La première impression de la famille est pour le moins négative. Parmi autres étrangeté, un chauffeur de taxi fait une bise à son fils ; la plupart de ses demandes sont accueillies avec un haussement d’épaules … Pourtant, après un passage à l’école de cuisine de Bocuse et un bref apprentissage chez un boulanger local, il se faufile dans la cuisine de La Mère Brazier, l’un des hauts lieux de la ville et finit par s’installer à Lyon avec sa famille pendant cinq ans.

La persévérance de Buford est extraordinaire, et il faut admirer sa volonté de commencer par le bas de l’échelle. Il raconte qu’il s’est parfois senti comme étant le gibier parmi les hyènes dans la cuisine de la mère Brazier, avec sa pression performative (« Vite ! Vite ! Vite !« ), ses railleries (« Sylvain est un chef de bistrot« ), ses méthodes de résolution des conflits à l’ancienne (« Mets lui en une !« ) et son personnel légèrement démuni (dont un type appelé gentillement « Ansel le trou du cul« ). C’est un endroit qui prend deux choses désagréables – la fanfaronnade chauvine et l’agitation maniaque – et les combine. Buford est parfois littéralement choqué ; la seule femme dans la cuisine lui semble malmenée, et il reste honnête sur la ligne qu’il franchit de temps en temps entre observation et collusion. Mais au fil du temps, il gravit les échelons. Son persécuteur en chef finira même par faire l’éloge de ses pommes de terre.

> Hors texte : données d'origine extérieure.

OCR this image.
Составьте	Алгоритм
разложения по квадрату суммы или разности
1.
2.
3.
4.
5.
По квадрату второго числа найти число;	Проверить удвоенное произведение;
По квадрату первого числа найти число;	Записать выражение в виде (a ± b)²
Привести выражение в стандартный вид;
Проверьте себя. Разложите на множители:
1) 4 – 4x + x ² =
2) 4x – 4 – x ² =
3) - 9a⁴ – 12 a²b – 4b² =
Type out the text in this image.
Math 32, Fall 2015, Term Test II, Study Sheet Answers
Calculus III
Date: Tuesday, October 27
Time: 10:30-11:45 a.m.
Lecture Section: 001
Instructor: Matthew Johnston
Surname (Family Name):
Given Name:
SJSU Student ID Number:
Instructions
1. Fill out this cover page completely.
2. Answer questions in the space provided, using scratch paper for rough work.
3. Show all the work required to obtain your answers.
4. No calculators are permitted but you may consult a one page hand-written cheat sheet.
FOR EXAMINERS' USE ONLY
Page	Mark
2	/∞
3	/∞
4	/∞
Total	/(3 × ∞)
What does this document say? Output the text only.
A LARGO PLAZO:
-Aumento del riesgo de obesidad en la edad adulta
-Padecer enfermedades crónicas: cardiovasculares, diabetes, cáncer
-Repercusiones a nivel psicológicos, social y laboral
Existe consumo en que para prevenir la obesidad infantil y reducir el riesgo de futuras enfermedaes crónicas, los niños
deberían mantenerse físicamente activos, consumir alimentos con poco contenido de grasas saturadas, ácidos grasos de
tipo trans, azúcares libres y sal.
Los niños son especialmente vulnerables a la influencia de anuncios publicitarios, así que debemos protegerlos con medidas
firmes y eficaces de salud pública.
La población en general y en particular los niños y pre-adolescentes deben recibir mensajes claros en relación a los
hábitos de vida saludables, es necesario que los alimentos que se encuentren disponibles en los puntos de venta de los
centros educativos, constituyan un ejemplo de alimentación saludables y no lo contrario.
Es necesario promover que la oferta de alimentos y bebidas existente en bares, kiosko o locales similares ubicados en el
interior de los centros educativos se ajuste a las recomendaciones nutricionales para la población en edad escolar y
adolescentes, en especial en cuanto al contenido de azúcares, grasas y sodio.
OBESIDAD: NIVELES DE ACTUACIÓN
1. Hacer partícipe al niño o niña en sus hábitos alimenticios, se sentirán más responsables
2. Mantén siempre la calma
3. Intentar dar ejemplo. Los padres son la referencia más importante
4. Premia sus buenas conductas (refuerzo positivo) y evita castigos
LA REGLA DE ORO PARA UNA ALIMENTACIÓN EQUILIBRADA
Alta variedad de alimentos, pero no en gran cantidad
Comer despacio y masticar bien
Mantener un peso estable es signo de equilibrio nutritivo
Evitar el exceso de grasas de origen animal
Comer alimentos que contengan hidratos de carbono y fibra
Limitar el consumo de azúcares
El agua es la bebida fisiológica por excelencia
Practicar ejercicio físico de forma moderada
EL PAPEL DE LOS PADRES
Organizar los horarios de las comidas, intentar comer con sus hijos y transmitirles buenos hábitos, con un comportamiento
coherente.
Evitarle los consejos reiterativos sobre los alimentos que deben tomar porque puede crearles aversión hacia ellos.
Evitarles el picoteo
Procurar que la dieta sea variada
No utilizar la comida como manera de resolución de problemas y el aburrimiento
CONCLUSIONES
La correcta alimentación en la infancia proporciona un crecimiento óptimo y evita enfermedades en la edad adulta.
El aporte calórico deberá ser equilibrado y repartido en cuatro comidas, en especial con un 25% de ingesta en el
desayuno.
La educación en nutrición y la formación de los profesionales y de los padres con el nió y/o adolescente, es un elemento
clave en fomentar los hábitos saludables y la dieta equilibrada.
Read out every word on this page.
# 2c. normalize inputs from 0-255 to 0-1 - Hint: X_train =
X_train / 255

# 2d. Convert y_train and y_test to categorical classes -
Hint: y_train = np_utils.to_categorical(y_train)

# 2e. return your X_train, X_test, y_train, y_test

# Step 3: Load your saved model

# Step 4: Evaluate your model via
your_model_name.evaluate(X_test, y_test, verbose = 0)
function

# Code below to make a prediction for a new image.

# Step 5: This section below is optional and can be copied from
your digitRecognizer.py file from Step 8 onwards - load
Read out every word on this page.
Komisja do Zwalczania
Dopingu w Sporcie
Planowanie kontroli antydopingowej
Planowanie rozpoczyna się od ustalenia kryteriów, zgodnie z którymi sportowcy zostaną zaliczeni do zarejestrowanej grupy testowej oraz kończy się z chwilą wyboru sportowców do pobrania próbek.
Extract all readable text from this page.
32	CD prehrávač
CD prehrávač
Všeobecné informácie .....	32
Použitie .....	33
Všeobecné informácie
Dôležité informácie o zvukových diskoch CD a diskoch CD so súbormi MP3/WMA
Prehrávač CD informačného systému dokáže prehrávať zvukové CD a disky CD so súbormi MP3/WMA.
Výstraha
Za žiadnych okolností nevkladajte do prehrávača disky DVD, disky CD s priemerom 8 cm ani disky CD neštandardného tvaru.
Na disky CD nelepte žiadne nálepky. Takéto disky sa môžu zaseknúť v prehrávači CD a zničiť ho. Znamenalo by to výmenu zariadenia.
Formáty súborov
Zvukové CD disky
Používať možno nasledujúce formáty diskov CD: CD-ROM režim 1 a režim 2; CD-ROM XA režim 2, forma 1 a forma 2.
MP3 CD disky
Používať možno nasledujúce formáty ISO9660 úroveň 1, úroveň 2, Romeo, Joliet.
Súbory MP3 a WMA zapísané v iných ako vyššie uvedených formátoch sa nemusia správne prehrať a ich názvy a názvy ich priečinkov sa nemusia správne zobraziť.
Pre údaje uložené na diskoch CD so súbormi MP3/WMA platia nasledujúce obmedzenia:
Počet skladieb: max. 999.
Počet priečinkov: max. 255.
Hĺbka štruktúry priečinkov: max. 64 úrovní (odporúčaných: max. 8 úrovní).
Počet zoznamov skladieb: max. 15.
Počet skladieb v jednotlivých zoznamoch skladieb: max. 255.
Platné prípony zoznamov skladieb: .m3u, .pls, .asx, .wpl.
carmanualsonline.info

Et puis il ne s’agit pas que de cuisine. Il y a le monde extérieur. Le livre fourmille de personnes, de lieux, de restaurants, de recettes, de digressions historiques et de spéculations culinaires (il ne cesse de s’enquérir des origines italiennes possibles de la nourriture française). Tout au long du livre, on observe le cheminement de sa famille à Lyon. Sa femme et ses enfants s’en sortent plutôt bien. Buford, moins naturel, continue à être obstiné.

L’amour du terroir

Il ira même jusqu’à découvrir les traditions à la source, invité à une tuerie de cochons (« En fait, j’ai tout fait pour ça : j’ai supplié »), première étape de la fabrication du boudin noir. Son rite de passage : goûter le sang frais et moussant. Il parcourt la région dans le cadre de pèlerinages gastronomiques. On y trouve de belles descriptions du paysage, et l’on perçoit la puissance de ce que nous appelons communément terroir, dans les mots d’un étranger qui en apprend le concept même. Ne vous méprenez pas en traduisant le titre du livre « Dirt: Adventures in Lyon as a Chef in Training« . Dirt est un terme purement anglo-américain ; s’il veut aussi sire comme en anglais britannique, « saleté », il exprime ici avant tout la substance « terre », mais surtout pour Buford, le terroir. On pourrait alors le traduire « Terroir : Aventures à Lyon en tant que chef en formation ».

À la fin du séjour, ses fils parlent le français comme si c’était leur langue maternelle et sont devenus eux-mêmes de petits gastronomes.

Buford a ramené avec lui à New York une partie de la compréhension de cet initié. Il écrit une chronique sporadique sur la cuisine française pour le New Yorker. Il en a assez de l’immersion totale et est heureux de réfléchir à ce qu’il a appris.